COLUNAS

  1. Home >
  2. Colunas >
  3. Meio de campo >
  4. Vai, Brasil!

Vai, Brasil!

quarta-feira, 20 de junho de 2018

Atualizado às 08:20

Eduardo Galeano costumava fechar por motivo de futebol. O fechamento ocorria durante Copas do mundo. Nesses períodos, sua atenção era exclusiva ao jogo de bola. A declaração contrasta com o inexplicável dilema que envolve o futebol e a intelectualidade.

O autor uruguaio tratou disso em vários textos, com olhar insuspeito. Comentava sem paixão as posições de esquerda ou de direita, e fugia da tentação de emitir julgamentos. Portava-se, pois, como um narrador, não como juiz.

Sobre Borges - o intelectual que mais brilhantemente desprezou o futebol - dizia que sua aversão decorria do fato de ser uma paixão de massas, e ele destetava as paixões populares, que produziam aglomerações e multiplicações. A imagem é realmente pertinente.

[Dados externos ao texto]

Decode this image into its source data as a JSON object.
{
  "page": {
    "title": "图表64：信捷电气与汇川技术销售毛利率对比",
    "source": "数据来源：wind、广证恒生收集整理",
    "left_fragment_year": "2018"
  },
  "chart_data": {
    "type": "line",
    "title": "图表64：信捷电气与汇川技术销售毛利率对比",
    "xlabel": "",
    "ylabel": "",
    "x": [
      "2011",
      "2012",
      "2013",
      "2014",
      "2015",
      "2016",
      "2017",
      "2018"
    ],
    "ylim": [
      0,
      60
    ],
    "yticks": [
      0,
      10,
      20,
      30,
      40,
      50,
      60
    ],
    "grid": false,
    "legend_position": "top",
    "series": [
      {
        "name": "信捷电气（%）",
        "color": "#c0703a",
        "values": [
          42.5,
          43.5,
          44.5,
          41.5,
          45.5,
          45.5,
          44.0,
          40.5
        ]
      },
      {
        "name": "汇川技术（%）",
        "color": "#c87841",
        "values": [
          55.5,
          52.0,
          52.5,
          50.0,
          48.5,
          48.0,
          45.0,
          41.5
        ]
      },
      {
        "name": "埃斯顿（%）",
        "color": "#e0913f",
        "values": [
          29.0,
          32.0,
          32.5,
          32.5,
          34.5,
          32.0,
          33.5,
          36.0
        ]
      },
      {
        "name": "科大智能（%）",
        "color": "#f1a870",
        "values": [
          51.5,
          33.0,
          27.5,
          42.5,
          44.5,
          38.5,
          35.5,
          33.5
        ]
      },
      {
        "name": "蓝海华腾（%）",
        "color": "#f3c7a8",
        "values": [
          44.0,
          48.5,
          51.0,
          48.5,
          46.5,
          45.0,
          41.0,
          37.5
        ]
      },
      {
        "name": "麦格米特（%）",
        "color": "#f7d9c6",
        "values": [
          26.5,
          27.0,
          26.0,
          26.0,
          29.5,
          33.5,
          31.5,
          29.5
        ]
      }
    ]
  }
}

Mais do que isso: revela a força (ou a magia) do futebol, pois é disso mesmo do que se trata.

Borges entendia do que discorria e seu desprezo era racional, consciente; ao contrário da figura generalizada do intelectual de esquerda, construída por Galeano, que tende a negar os sentimentos de que não é capaz de compartilhar ou experimentar.

Daí, para a fácil imputação das mazelas sociais à devoção esportiva, não leva mais do que um passo: assim não justificaria a sua introdução nas fábricas para alienar a massa trabalhadora, seu uso por governos totalitários com o propósito de afirmar sentimentos nacionalistas, e, nos dias atuais, sobretudo no Brasil, a associação a movimentos políticos elitistas.

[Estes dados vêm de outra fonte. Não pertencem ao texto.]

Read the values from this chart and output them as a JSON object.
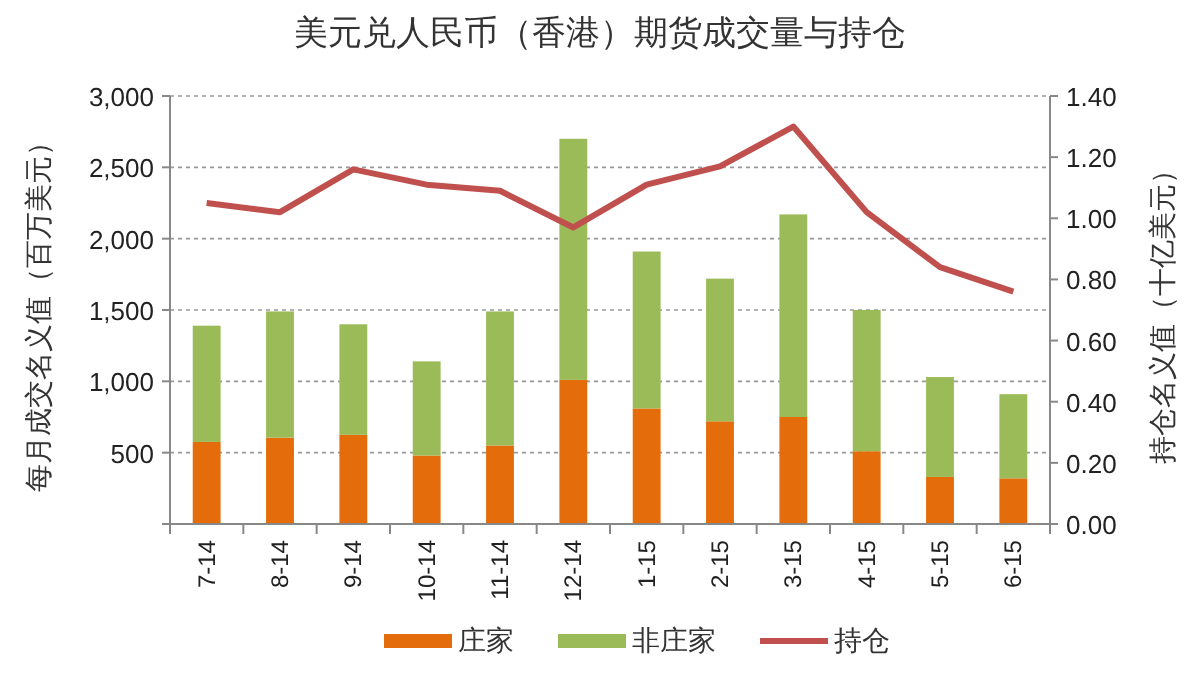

Esse embate é responsável por um modelo perdedor: perdem todos, perdemos todos. Em tempos de Copa do mundo, a seleção brasileira é o principal reflexo da perda.

Aliás, o Brasil talvez protagonize o mais inexplicável caso de auto-rejeição da história contemporânea: sim, o mundo admira o seu futebol - será que a admiração realmente perdura? - e não poupa esforços para, a um só tempo, imitá-lo e domá-lo - e, de algum modo, destruí-lo.

Esse processo está em cursos há anos, ou décadas, e se encontra em estágio avançado. Atinge não apenas o país, como a maioria dos países periféricos, que se tornaram exportadores de commodities.

No nosso caso, as tensões políticas dos últimos anos intensificaram o distanciamento. A apropriação da camisa da seleção, como forma de manifestação de opinião, reforçou aqueles velhos dogmas justificadores da aversão. A tese estaria, pois, confirmada. Com isso, a demonização é necessária.

O equívoco é brutal.

A inversão é incompreensível.

O futebol não é o problema. Como disse Galeano, "não é culpa do futebol que só no futebol essa 'garra' ofereça, ou tenha oferecido, resultados concretos, da mesma forma que não é culpa do futebol que tenha sido por causa do futebol que o Uruguai adquiriu certa relevância internacional".

O problema é a incompreensão: de que o futebol é, no Brasil, o mais poderoso instrumento de integração, e, ao mesmo tempo, de desenvolvimento social e econômico.

Por isso não consigo entender o desprezo de governantes e políticos ao tema; também não consigo compreender porque, pessoas supostamente intelectualizadas - ou elitistas -, sentem prazer em desprezar o futebol.

Talvez seja verdade que o Brasil não tenha levado para Rússia um time nacional, mas, sim, um aglomerado de jogadores sem identidade com a população, com as torcidas locais, e sem grandes preocupações políticas.

Também é verdade que são raros os jogadores que se associam a uma causa brasileira, mesmo que ela seja a melhoria das condições de trabalho da classe jogadora ou a arquitetura de planos de apoio a ex-jogadores. A falta de respaldo ao Bom Senso, movimento vanguardista que sugeriu uma agenda propositiva, ilustra essa narrativa.

Mas, o que vemos aí, são sintomas; as causas são mais profundas e não justificam a referência ao futebol com um gesto de desgosto, asco ou indignação.

Ao contrário, talvez comecemos a entender as raízes de nossos problemas quando passarmos a gritar, sem vergonha na cara, vai, Brasil!